University of Miami Rosenstiel School of Marine & Atmospheric Science published a new study, documenting unexpected consequences following the loss of great white sharks from an area off South Africa. The study revealed that the disappearance of great whites has led to the emergence of sevengill sharks, a top predator from a different habitat. A living fossil, sevengill sharks closely resemble relatives from the Jurassic period, unique for having seven gills instead of the typical five in most other sharks.
These findings are part of a long-term collaborative study between shark researcher Neil Hammerschlag from the University of Miami (UM) Rosenstiel School of Marine and Atmospheric Science, and wildlife naturalist Chris Fallows from Apex Shark Expeditions.
The research focused on the waters surrounding Seal Island in False Bay, South Africa, a site well known for its “flying” great white sharks that breach out of the water when attacking Cape fur seals.
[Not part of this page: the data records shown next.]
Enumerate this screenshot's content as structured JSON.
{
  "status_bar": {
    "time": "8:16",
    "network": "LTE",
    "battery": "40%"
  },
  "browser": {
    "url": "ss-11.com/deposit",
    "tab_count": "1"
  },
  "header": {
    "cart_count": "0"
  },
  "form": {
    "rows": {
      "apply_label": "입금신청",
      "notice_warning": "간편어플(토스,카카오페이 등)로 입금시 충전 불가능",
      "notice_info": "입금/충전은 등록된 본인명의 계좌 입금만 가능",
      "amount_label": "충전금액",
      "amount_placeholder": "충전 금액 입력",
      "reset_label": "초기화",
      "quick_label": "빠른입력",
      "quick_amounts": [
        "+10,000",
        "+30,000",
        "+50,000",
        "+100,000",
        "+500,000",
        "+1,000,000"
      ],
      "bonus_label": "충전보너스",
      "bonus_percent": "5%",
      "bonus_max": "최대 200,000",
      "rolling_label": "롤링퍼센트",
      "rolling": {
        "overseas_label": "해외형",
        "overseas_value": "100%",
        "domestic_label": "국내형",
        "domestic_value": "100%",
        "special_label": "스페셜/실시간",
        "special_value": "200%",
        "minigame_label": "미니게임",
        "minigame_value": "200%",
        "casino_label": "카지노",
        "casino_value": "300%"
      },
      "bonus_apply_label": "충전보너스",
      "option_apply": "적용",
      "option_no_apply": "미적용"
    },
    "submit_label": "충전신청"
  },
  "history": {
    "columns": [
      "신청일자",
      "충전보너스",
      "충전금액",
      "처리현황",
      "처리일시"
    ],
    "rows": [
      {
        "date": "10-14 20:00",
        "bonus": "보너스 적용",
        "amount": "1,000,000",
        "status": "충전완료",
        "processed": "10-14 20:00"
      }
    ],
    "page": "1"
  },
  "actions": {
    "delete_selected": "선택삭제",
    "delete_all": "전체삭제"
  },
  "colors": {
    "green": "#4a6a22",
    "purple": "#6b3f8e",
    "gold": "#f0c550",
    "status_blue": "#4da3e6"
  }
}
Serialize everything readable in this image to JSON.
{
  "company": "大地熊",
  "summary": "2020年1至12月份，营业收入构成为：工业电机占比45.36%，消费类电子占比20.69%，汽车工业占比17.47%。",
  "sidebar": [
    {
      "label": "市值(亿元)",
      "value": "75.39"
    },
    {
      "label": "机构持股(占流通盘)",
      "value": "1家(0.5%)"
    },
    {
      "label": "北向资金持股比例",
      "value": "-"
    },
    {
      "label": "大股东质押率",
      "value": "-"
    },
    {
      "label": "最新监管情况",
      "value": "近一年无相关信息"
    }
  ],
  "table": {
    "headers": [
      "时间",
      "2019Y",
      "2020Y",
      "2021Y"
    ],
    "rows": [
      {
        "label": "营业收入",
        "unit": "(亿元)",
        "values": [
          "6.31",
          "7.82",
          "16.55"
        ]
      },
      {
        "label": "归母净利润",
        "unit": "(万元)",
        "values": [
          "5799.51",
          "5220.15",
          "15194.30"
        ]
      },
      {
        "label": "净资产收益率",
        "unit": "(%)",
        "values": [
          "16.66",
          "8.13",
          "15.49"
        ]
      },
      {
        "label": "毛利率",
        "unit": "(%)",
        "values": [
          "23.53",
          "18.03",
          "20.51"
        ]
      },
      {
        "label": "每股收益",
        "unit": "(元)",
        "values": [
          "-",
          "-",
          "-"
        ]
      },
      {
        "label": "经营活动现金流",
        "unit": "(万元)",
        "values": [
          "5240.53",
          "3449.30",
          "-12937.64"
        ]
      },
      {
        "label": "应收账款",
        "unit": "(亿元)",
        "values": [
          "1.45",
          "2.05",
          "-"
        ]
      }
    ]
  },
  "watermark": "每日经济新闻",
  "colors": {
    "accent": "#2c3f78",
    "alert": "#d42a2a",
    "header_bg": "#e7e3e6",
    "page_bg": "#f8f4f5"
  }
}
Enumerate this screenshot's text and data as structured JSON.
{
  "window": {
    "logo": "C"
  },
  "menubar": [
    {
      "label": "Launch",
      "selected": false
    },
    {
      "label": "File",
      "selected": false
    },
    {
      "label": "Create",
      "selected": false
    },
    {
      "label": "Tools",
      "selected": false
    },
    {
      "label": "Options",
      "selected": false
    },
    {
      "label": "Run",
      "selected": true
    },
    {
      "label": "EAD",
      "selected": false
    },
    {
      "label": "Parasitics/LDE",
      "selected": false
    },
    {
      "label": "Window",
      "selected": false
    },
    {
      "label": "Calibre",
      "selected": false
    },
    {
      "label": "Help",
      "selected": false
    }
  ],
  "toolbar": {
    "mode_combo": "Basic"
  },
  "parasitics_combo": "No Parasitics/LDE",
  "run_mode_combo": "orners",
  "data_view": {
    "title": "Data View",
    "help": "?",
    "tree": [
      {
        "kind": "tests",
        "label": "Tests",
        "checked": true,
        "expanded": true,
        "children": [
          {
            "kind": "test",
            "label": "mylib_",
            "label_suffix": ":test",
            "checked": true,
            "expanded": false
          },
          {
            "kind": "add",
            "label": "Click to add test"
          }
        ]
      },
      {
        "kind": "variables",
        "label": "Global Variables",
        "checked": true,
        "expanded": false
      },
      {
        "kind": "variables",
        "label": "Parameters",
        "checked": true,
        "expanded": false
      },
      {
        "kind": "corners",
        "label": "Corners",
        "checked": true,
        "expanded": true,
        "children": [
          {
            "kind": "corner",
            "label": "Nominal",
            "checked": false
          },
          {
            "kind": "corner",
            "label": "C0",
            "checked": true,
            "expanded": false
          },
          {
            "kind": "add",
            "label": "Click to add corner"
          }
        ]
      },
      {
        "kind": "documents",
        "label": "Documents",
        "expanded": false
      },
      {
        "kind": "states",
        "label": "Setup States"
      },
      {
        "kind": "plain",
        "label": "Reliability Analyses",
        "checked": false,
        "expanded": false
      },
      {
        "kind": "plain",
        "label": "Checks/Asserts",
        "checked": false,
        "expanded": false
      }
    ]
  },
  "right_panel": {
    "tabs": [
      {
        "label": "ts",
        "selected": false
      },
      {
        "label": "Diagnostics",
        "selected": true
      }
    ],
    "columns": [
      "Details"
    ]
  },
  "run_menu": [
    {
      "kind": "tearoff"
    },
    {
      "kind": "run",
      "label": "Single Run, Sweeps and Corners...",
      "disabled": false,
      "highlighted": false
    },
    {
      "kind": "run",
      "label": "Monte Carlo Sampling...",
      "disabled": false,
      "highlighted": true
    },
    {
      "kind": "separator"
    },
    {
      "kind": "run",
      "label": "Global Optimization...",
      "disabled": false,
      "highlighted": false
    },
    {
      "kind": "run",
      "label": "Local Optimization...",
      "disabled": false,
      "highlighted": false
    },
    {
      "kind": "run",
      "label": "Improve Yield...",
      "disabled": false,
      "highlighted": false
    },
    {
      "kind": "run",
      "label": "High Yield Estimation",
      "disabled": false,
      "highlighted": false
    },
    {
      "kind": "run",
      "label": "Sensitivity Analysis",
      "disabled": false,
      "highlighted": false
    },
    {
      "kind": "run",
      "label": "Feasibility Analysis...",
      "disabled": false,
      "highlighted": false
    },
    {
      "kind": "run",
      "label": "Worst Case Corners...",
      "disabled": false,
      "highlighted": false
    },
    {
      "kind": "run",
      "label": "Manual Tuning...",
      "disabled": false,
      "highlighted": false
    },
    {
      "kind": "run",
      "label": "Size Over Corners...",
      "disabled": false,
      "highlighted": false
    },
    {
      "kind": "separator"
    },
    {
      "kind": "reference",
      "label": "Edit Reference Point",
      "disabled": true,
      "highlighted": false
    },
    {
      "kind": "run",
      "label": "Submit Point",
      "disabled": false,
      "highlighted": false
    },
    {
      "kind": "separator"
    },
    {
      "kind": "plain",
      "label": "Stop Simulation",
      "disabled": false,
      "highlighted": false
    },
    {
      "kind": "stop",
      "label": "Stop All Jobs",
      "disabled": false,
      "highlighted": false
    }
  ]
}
Since the year 2000, the research team has spent over 8,000 hours observing great whites from boats, during which they recorded 6,333 shark sightings, and 8,076 attacks on seals. These data revealed that for more than a decade, great white numbers were relatively stable, but in 2015 sightings began to drop off steeply.
The study lead author Neil Hammerschlag said that in 2017 and 2018, the number of whites reached an all-time low. The reasons for their decline and disappearance remains unknown and it provided a truly unique opportunity to see what happens to an ocean ecosystem following the loss of an apex predator.
Researchers state that in 18+ years of working at Seal Island, they had never seen sevengill sharks in their surveys. But following the disappearance of white sharks in 2017, sevengill began to show up for the first time and have been increasing in number ever since.
This research shows new insights into the diverse ways that a marine ecosystem can be changed following the loss of an apex predator.